(concurring in the result).
I concur in the decision and in the opinion so far as it is rested on the merits. The authorities appear to show clearly that the injury here was not occasioned by a maritime tort; in addition to those cited in the opinion I refer also to McKnight v. N. M. Paterson & Sons, Limited, 6 Cir., 286 F.2d 250, cert. denied 368 U.S. 913, 82 S.Ct. 189, 7 L.Ed.2d 130, affirming D.C.N.D.Ohio, 181 F.Supp. 434.
But I cannot assent to the harsh procedural rulings assigned as an alternative ground for decision. Here was no misleading as to the facts, which were quite clear as concerned this issue; there was only a question of applying the correct legal theory to these facts.

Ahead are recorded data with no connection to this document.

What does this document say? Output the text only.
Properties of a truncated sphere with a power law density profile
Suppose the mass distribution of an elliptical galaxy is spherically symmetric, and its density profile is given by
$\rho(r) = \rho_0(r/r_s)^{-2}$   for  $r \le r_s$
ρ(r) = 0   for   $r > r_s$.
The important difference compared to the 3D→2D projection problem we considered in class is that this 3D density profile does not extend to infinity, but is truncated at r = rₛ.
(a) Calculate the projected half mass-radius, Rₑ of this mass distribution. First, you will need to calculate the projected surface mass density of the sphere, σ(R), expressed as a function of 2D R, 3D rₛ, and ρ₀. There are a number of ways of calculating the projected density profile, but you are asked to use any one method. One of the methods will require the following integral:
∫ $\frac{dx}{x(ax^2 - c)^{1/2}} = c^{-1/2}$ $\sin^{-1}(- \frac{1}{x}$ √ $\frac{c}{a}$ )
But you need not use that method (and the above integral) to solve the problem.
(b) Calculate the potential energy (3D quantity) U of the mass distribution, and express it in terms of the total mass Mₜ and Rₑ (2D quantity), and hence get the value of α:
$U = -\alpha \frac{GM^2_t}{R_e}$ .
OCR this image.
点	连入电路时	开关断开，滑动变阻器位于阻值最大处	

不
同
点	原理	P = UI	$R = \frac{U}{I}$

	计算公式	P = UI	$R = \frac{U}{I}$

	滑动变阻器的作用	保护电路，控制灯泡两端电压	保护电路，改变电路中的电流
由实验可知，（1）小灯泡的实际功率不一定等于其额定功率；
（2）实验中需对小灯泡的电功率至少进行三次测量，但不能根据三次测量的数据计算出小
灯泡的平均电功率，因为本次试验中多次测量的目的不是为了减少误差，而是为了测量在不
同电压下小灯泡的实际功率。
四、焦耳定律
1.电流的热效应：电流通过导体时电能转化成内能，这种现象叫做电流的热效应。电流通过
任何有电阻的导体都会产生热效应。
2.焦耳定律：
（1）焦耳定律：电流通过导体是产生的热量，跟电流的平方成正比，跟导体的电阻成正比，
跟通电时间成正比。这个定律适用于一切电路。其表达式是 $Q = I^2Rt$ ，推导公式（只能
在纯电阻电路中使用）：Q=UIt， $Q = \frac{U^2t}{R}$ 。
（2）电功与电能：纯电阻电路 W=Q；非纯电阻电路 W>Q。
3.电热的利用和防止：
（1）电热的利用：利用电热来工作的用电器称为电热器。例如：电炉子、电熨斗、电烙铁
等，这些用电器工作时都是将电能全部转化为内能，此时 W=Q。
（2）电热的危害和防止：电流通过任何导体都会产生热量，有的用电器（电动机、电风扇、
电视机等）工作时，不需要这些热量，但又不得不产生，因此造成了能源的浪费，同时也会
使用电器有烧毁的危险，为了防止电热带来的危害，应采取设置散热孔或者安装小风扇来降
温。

As we have said over and over, particular legal theories of counsel must yield to the overall duty of the court to afford relief to which the facts entitle a plaintiff; see, e. g., Gins v. Mauser Plumbing Supply Co., 2 Cir., 148 F.2d 974, 976; Siegelman v. Cunard White Star Limited, 2 Cir., 221 F.2d 189, 196 (per Harlan, J.), and cf. F.R. 15(b) and 54(c). Had the facts actually pointed to a maritime tort, I believe we should have been compelled to reverse for an inadequate charge.